In its semi-annual currency report to Congress on Tuesday, the U.S. Treasury Department said the yuan “remains significantly undervalued” but stopped short of branding China a currency manipulator as former presidential candidate Mitt Romney had threatened to do. From Bloomberg:
China “has substantially reduced the level of official intervention in exchange markets since the third quarter of 2011,” the Treasury said in a statement accompanying its semi- annual currency report to Congress yesterday. The yuan has gained 9.3 percent in nominal terms and 12.6 percent in real terms against the dollar since June 2010, the Treasury said.
“It appears that the strategy of the last two administrations to use diplomacy rather than confrontation in dealing with the yuan’s value is having some positive results,” William Reinsch, president of the National Foreign Trade Council, a Washington-based business group, said in an e-mail after the report. “There is clearly room for further appreciation, however.”
In declining to brand China a manipulator, the Treasury cited the reduced intervention and “steps to liberalize controls on capital movements, as part of a broader plan to move to a more flexible exchange-rate regime.” The U.S. hasn’t designated another nation since 1994, when it named China.

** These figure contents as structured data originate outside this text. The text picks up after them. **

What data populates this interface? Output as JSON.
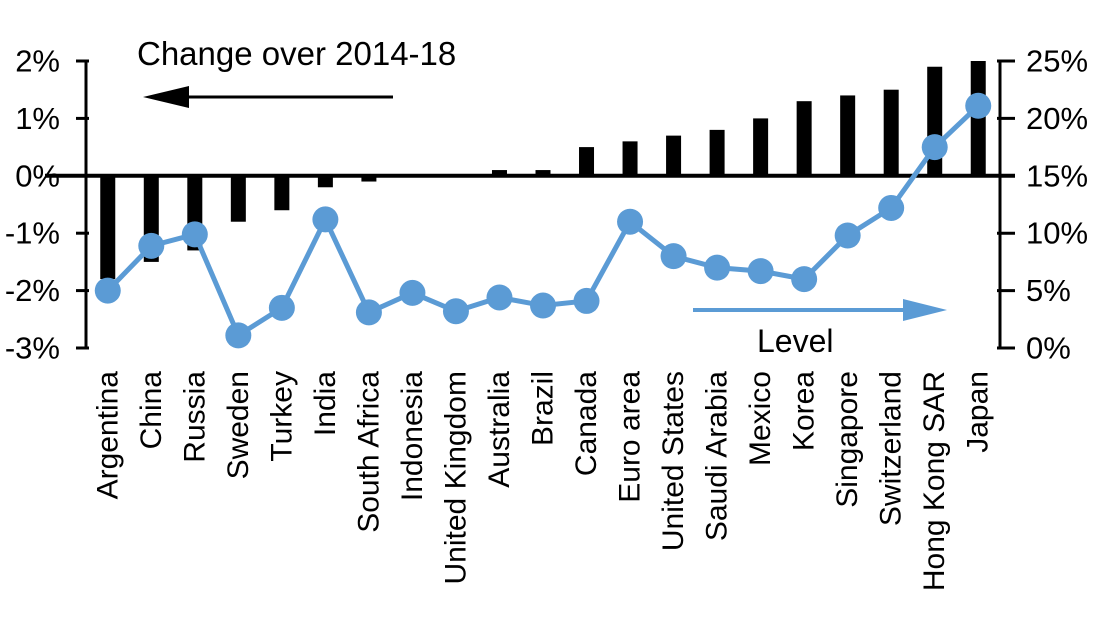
{
  "chart_data": {
    "type": "bar",
    "subtype": "dual-axis bar + line (markers)",
    "title": "",
    "categories": [
      "Argentina",
      "China",
      "Russia",
      "Sweden",
      "Turkey",
      "India",
      "South Africa",
      "Indonesia",
      "United Kingdom",
      "Australia",
      "Brazil",
      "Canada",
      "Euro area",
      "United States",
      "Saudi Arabia",
      "Mexico",
      "Korea",
      "Singapore",
      "Switzerland",
      "Hong Kong SAR",
      "Japan"
    ],
    "series": [
      {
        "name": "Change over 2014-18",
        "type": "bar",
        "axis": "left",
        "color": "#000000",
        "values": [
          -1.8,
          -1.5,
          -1.3,
          -0.8,
          -0.6,
          -0.2,
          -0.1,
          0,
          0,
          0.1,
          0.1,
          0.5,
          0.6,
          0.7,
          0.8,
          1.0,
          1.3,
          1.4,
          1.5,
          1.9,
          2.0
        ]
      },
      {
        "name": "Level",
        "type": "line",
        "axis": "right",
        "color": "#5B9BD5",
        "values": [
          5.0,
          8.9,
          9.9,
          1.1,
          3.5,
          11.2,
          3.1,
          4.8,
          3.2,
          4.4,
          3.7,
          4.1,
          11.0,
          8.0,
          7.0,
          6.7,
          6.0,
          9.8,
          12.2,
          17.5,
          21.1
        ]
      }
    ],
    "left_axis": {
      "min": -3,
      "max": 2,
      "tick_values": [
        2,
        1,
        0,
        -1,
        -2,
        -3
      ],
      "tick_labels": [
        "2%",
        "1%",
        "0%",
        "-1%",
        "-2%",
        "-3%"
      ]
    },
    "right_axis": {
      "min": 0,
      "max": 25,
      "tick_values": [
        25,
        20,
        15,
        10,
        5,
        0
      ],
      "tick_labels": [
        "25%",
        "20%",
        "15%",
        "10%",
        "5%",
        "0%"
      ]
    },
    "annotations": {
      "bar_label": "Change over 2014-18",
      "bar_arrow_direction": "left",
      "line_label": "Level",
      "line_arrow_direction": "right"
    },
    "grid": false,
    "legend_position": "in-plot text annotations with arrows"
  }
}
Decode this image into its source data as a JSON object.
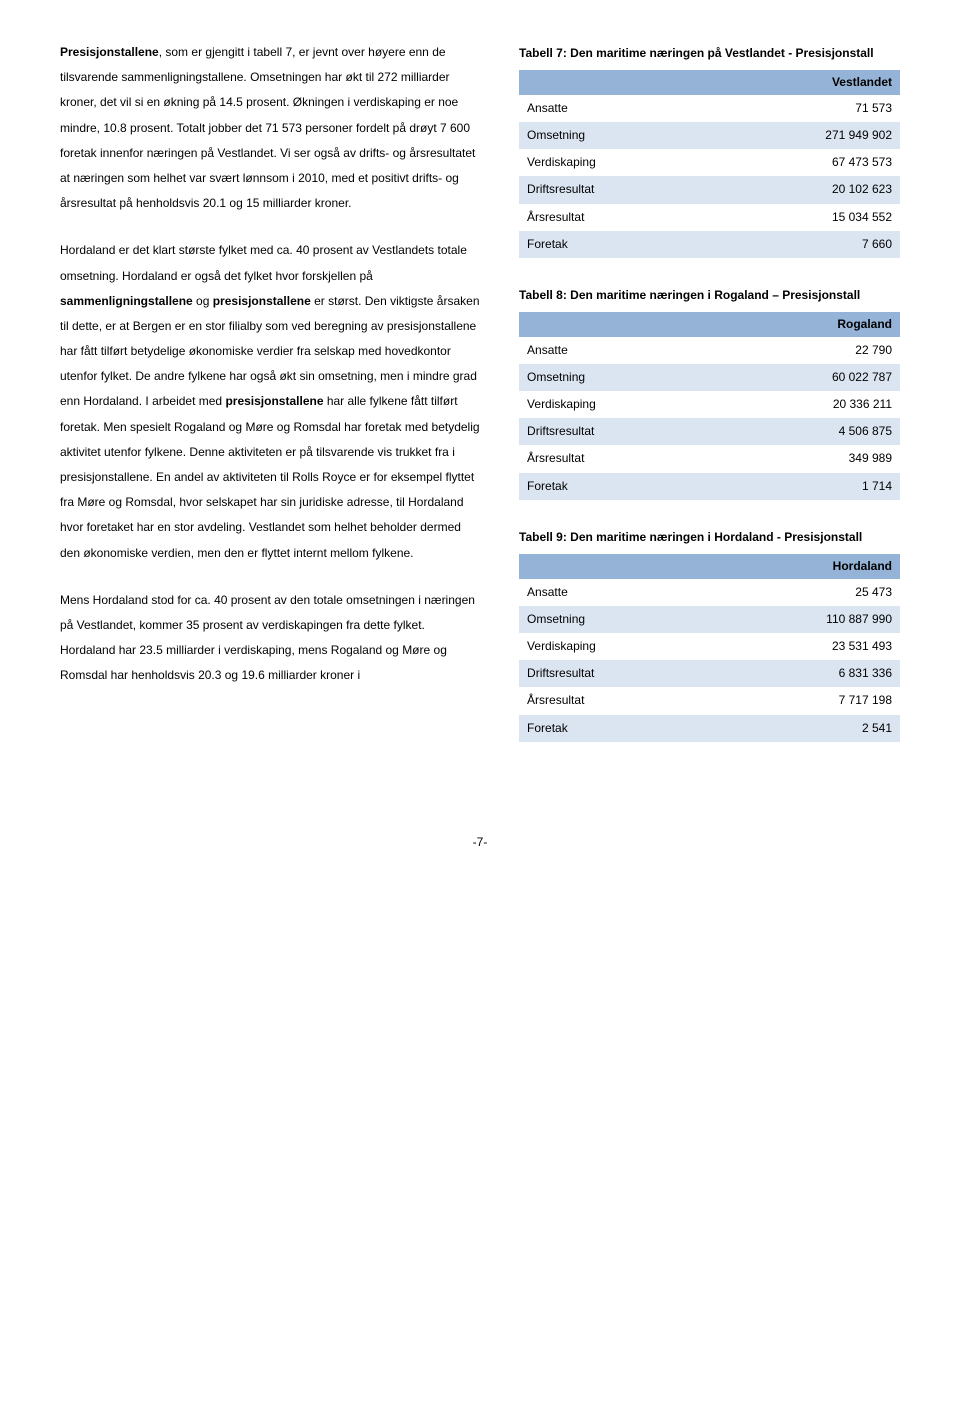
{
  "left": {
    "p1_lead": "Presisjonstallene",
    "p1_rest": ", som er gjengitt i tabell 7, er jevnt over høyere enn de tilsvarende sammenligningstallene. Omsetningen har økt til 272 milliarder kroner, det vil si en økning på 14.5 prosent. Økningen i verdiskaping er noe mindre, 10.8 prosent. Totalt jobber det 71 573 personer fordelt på drøyt 7 600 foretak innenfor næringen på Vestlandet. Vi ser også av drifts- og årsresultatet at næringen som helhet var svært lønnsom i 2010, med et positivt drifts- og årsresultat på henholdsvis 20.1 og 15 milliarder kroner.",
    "p2_a": "Hordaland er det klart største fylket med ca. 40 prosent av Vestlandets totale omsetning. Hordaland er også det fylket hvor forskjellen på ",
    "p2_b1": "sammenligningstallene",
    "p2_mid1": " og ",
    "p2_b2": "presisjonstallene",
    "p2_c": " er størst. Den viktigste årsaken til dette, er at Bergen er en stor filialby som ved beregning av presisjonstallene har fått tilført betydelige økonomiske verdier fra selskap med hovedkontor utenfor fylket. De andre fylkene har også økt sin omsetning, men i mindre grad enn Hordaland. I arbeidet med ",
    "p2_b3": "presisjonstallene",
    "p2_d": " har alle fylkene fått tilført foretak. Men spesielt Rogaland og Møre og Romsdal har foretak med betydelig aktivitet utenfor fylkene. Denne aktiviteten er på tilsvarende vis trukket fra i presisjonstallene. En andel av aktiviteten til Rolls Royce er for eksempel flyttet fra Møre og Romsdal, hvor selskapet har sin juridiske adresse, til Hordaland hvor foretaket har en stor avdeling. Vestlandet som helhet beholder dermed den økonomiske verdien, men den er flyttet internt mellom fylkene.",
    "p3": "Mens Hordaland stod for ca. 40 prosent av den totale omsetningen i næringen på Vestlandet, kommer 35 prosent av verdiskapingen fra dette fylket. Hordaland har 23.5 milliarder i verdiskaping, mens Rogaland og Møre og Romsdal har henholdsvis 20.3 og 19.6 milliarder kroner i"
  },
  "tables": {
    "t7": {
      "caption": "Tabell 7: Den maritime næringen på Vestlandet - Presisjonstall",
      "header": "Vestlandet",
      "rows": [
        {
          "label": "Ansatte",
          "value": "71 573"
        },
        {
          "label": "Omsetning",
          "value": "271 949 902"
        },
        {
          "label": "Verdiskaping",
          "value": "67 473 573"
        },
        {
          "label": "Driftsresultat",
          "value": "20 102 623"
        },
        {
          "label": "Årsresultat",
          "value": "15 034 552"
        },
        {
          "label": "Foretak",
          "value": "7 660"
        }
      ]
    },
    "t8": {
      "caption": "Tabell 8: Den maritime næringen i Rogaland – Presisjonstall",
      "header": "Rogaland",
      "rows": [
        {
          "label": "Ansatte",
          "value": "22 790"
        },
        {
          "label": "Omsetning",
          "value": "60 022 787"
        },
        {
          "label": "Verdiskaping",
          "value": "20 336 211"
        },
        {
          "label": "Driftsresultat",
          "value": "4 506 875"
        },
        {
          "label": "Årsresultat",
          "value": "349 989"
        },
        {
          "label": "Foretak",
          "value": "1 714"
        }
      ]
    },
    "t9": {
      "caption": "Tabell 9: Den maritime næringen i Hordaland - Presisjonstall",
      "header": "Hordaland",
      "rows": [
        {
          "label": "Ansatte",
          "value": "25 473"
        },
        {
          "label": "Omsetning",
          "value": "110 887 990"
        },
        {
          "label": "Verdiskaping",
          "value": "23 531 493"
        },
        {
          "label": "Driftsresultat",
          "value": "6 831 336"
        },
        {
          "label": "Årsresultat",
          "value": "7 717 198"
        },
        {
          "label": "Foretak",
          "value": "2 541"
        }
      ]
    }
  },
  "footer": "-7-",
  "style": {
    "header_bg": "#95b3d7",
    "alt_bg": "#dbe5f1"
  }
}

At a forum in Beijing last week, People’s Bank of China Governor Zhou Xiaochuan said that China would seek increased convertibility of its currency as it continues to liberalize its capital markets. The yuan closed at a record high on Tuesday, according to Reuters, but one U.S. legislator reiterated his calls for China to be formally labeled a manipulator so that tangible action can be taken on the issue:
Charles Schumer, the No. 3 Democrat in the Senate and a longtime critic of China’s yuan policy, said the Treasury should label China a manipulator to be able to impose penalties on it.
“It’s time for the Obama administration to rip off the band-aid, and force China to play by the same rules as all other countries,” the New York senator said in a statement.